Podem-se incluir aí a reforma agrária e do sistema educacional público, as leis trabalhistas, a nacionalização do petróleo e intenso estímulo à cultura e à educação.

Foram promovidos principalmente por José Vasconcelos (1882-1959), que, como secretário da Educação Pública, financiou a edição de textos clássicos e o trabalho de muralistas como Diego Rivera, José Clemente Orozco e David Alfaro Siqueiros, que em suas obras retrataram as transformações no país.

Entre essas políticas, estava o acolhimento de perseguidos de diferentes latitudes, desde os republicanos derrotados na Guerra Civil Espanhola (1936-1939) até o soviético Trótski, que tentava fugir da sanha de Josef Stálin (1878-1953).

"Trótski encontrou um ambiente intelectual que se mostrou muito interessado nele e que girava em torno dos artistas de esquerda do universo de Diego Rivera e Frida Kahlo. Mas a partir do momento em que as ameaças à sua vida se tornaram mais intensas, muitos se afastaram e ele se refugiou em seu jardim e em seus escritos", afirma à Folha o escritor cubano Leonardo Padura. "Creio que, quando foi assassinado, em 1940, já andava solitário."

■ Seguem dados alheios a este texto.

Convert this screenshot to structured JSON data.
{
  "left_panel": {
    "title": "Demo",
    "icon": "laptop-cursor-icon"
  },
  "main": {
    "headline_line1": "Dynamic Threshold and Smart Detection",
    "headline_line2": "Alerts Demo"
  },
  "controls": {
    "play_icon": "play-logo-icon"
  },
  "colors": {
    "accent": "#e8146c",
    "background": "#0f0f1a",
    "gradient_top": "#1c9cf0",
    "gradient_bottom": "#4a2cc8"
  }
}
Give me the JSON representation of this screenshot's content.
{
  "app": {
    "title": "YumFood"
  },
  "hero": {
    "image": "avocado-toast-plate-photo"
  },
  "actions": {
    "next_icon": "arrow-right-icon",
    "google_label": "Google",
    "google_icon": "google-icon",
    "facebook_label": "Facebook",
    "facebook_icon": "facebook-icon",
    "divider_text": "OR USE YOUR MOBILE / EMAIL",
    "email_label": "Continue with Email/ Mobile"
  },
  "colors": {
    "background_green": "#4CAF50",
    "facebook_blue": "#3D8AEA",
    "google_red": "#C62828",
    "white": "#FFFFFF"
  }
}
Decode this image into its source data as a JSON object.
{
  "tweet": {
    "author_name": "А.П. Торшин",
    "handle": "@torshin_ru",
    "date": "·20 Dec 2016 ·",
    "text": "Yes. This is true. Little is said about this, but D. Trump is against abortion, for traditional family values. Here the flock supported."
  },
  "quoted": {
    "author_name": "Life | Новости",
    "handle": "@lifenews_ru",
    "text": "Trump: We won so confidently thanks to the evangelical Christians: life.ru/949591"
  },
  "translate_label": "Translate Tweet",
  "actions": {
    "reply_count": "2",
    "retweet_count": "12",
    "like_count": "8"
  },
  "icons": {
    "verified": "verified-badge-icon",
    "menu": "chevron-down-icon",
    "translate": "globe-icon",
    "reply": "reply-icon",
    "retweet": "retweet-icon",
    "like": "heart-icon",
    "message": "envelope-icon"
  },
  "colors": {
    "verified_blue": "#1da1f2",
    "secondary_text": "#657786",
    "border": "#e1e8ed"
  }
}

O autor do romance "O Homem que Amava os Cachorros" (Boitempo, 2013), que trata da história do assassino de Trótski, Ramón Mercader, acrescenta: "Num primeiro momento, todos queriam ser amigos de Trótski, mas havia muito de exibicionismo intelectual nesse gesto. Quando se sentiu o perigo, as pessoas se afastaram".

DETALHE

"Isso não quer dizer que o México daqueles tempos não fosse muito interessante para a intelectualidade, Trótski foi um detalhe nesse cenário rico", conclui o cubano.

O ambiente cultural e intelectual era tão variado que levou o surrealista André Breton, convidado a dar uma palestra na Universidade Nacional Autônoma do México (Unam), em 1938, a dizer que aquele era "o país mais surrealista do mundo".

Breton e Trótski se encontraram e, junto com o muralista Diego Rivera, que havia feito os arranjos para o refúgio do soviético em terras mexicanas, escreveram o manifesto "Por uma Arte Revolucionária Independente".

Por causa de uma condição imposta pelo então presidente Lázaro Cárdenas de que Trótski não poderia se meter na política mexicana, muito do que o soviético escreveu sobre o México foi publicado posteriormente ou sob a assinatura de seus amigos.

Além de Breton, é longa a lista de artistas e intelectuais que buscaram no México refúgio de um mundo em conflito, a caminho da Segunda Guerra, e onde os totalitarismos já se anunciavam.

Pelo país passaram ou viveram, naqueles anos, pensadores de diferentes correntes políticas como o poeta chileno Pablo Neruda, a fotógrafa italiana Tina Modotti e os escritores britânicos Malcolm Lowry e Graham Greene.

Sobre o México, os dois últimos escreveram, respectivamente, "À Sombra do Vulcão" (1947, com edição da L&PM de 2007) e "O Poder e a Glória" (1940, no Brasil publicado pela Record e depois em 2008 pela Best).

"Foram tempos difíceis para Trótski, pois pressentia a possibilidade de ser assassinado a qualquer momento. Mas o ambiente e as pessoas que ele encontrou no México fizeram dele um homem feliz em seus últimos anos. Um universo como aquele, naquela época pré-Guerra, só existia no México", disse à Folha o escritor francês Patrick Deville, 59, autor de "Viva!" (Editora 34, 2017), que retrata esse período na vida do ex-líder revolucionário.

É uma pena que o Brasil não tenha celebrado a efeméride da Revolução Mexicana e o impacto na América Latina como lembra agora o centenário da Revolução Russa.

Foi preciso que Trótski se estabelecesse no México por alguns anos para dar projeção, no Brasil, à ebulição cultural e política que ocorria nesse país então tão vanguardista, de passado colonial que guarda similitudes ao nosso e localizado no mesmo continente.